Of course, the article goes on to explore the phenomena, explaining that it’s the low price which helps to fuel sales.
The basic speculation is that consumers are more willing to take a risk on a “book” which costs about as much as a candy bar or a soda, so they buy more of them as an impulse buy. Even if they decide later that they don’t like the work, it doesn’t matter too much, because all they’ve risked is a tiny amount. Minimal investment for a minimal expectation.
I’ve seen plenty of pundits complain about how this will damage the publishing market, but, will it really? Or, will it simply change how that market functions?
Look, I’ll be honest; I find this very exciting.
One of the biggest barriers, real or perceived, for new writers is getting published. Getting that first publication credit, and the check for the first paid publication, often seem like an unobtainable Holy Grail. If some new authors started to follow this model, there might be more of us who can actually make a living at it. Seriously! But, I think, more importantly, struggling writers looking for motivation may find it in a couple of small payments. I’m often surprised how quickly I can get motivated to make as little as a monthly $25. Now, imagine that on a larger scale. Granted, self-publishing, even digital self-publishing, is a bit of extra work, but the motivation of actual payment may be enough to keep a floundering writer inspired enough to continue on.

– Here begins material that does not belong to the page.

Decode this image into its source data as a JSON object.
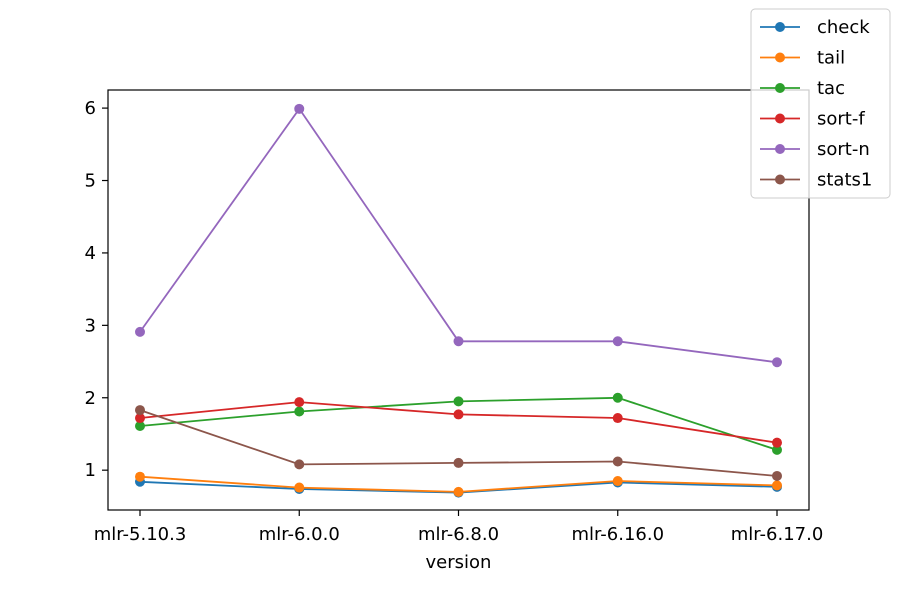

And, yes, I know that since the original article I linked to in the opening paragraph came out, Ms. Hocking has gotten a more traditional book deal with a traditional publisher, but, really, does that invalidate the system? I don’t think so. I don’t think she would have gotten that deal if not for publishing in a non-traditional way first. And, hey, while waiting for the big publishing houses to find her, she was making money. I think that’s pretty damn good, myself.